La préface du livre de bell hooks Ne suis-je pas une femme? est de Amandine Gay qui retrace le parcours de femmes noires activistes comme Sojourner Truth, une militante noire américaine, qui, en 1851, prononça le discours Ain't I a woman à une Convention des femmes à Akron en Ohio.

Elle évoque aussi Paulette Nardal, une martiniquaise, qui, en 1920 à Paris fut la première femme noire à étudier à la Sorbonne. Elle fonda des salons littéraires pour mettre en relation les diasporas noires. En 1930 elle co-fonda la Revue du Monde Noir avec Léo Sajoux. En 1945, elle crée le Rassemblement Féminin afin d'aider les femmes martiniquaises à exercer leur droit de vote.
Est également présentée, la journaliste Claudia Jones. secrétaire de la Commission des femmes du parti communiste des USA et secrétaire exécutive de la Commission nationale des femmes. Elle publie en 1949 "An end to the neglect of the problems of the negro woman". En 1952, elle est secrétaire du Conseil National de la Paix. En 1953 elle dirige le journal Negro affairs quarterly.

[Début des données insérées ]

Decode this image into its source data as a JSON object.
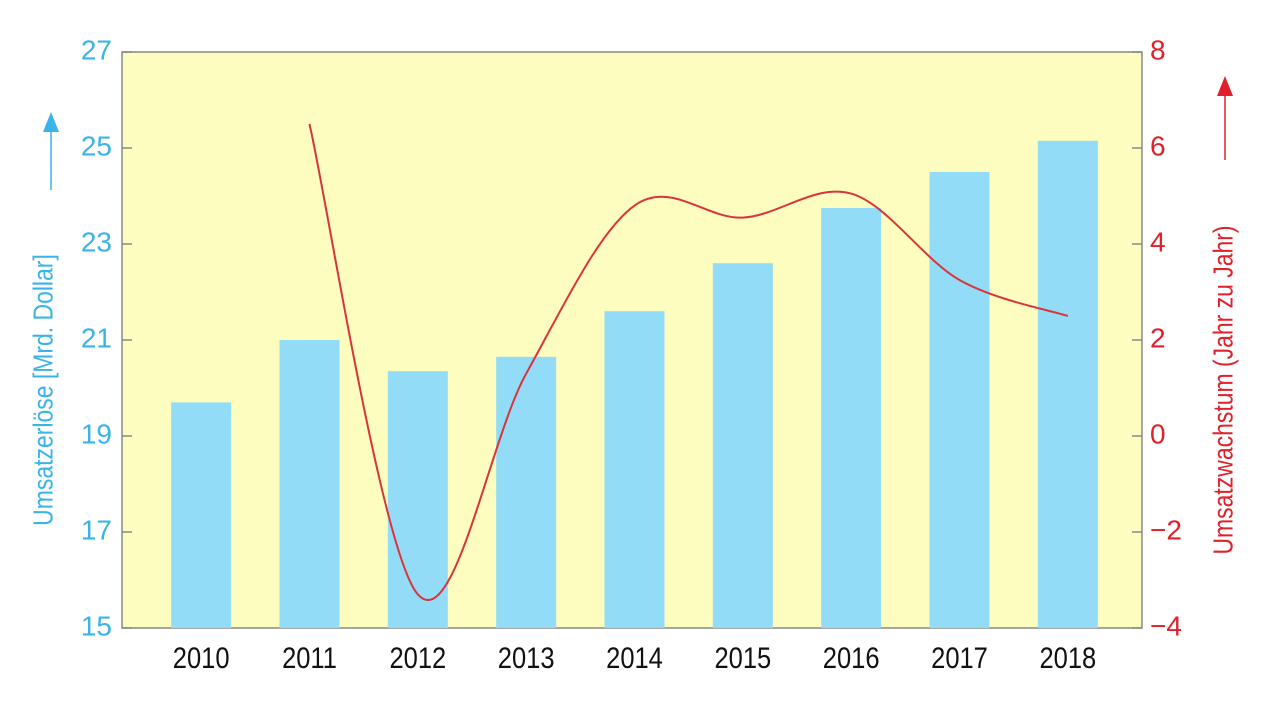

A Londres où elle dut s'exiler, elle lance différents journaux ainsi que le Carribean festival qui existe encore aujourd'hui.
En 1976 en France se lance la Coordination des Femmes Noires dont les sujets d'intérêt sont les luttes des femmes, la luttes des classes, les luttes anti-impérialistes, la lutte contre l'apartheid et les questions des femmes immigrées. Cette coordination existera jusqu'en 1982. De 1982 à 1994, existe le Mouvement pour la Défense des Droits de la Femme Noire.
Aux Etats-Unis les noirs ont pu investir les universités ; c'est beaucoup plus difficile en France où cela est vu comme du communautarisme  et allant à l'inverse de l'universalisme français.
Amandine Gay souligne employer le terme"afro-descendante" pour se qualifier.
Le mot intersectionnalité naît en 1989 de Kimberlé Crenshaw. les champs d'études spécifiques aux noirs sont peu étudiés comme par exemple la femme potomitan.
Depuis 2013, l'afro féminisme réapparait avec une grande vigueur en France avec des blogs, des manifestations, des collectifs, des émissions de radio, une revue, des conférences.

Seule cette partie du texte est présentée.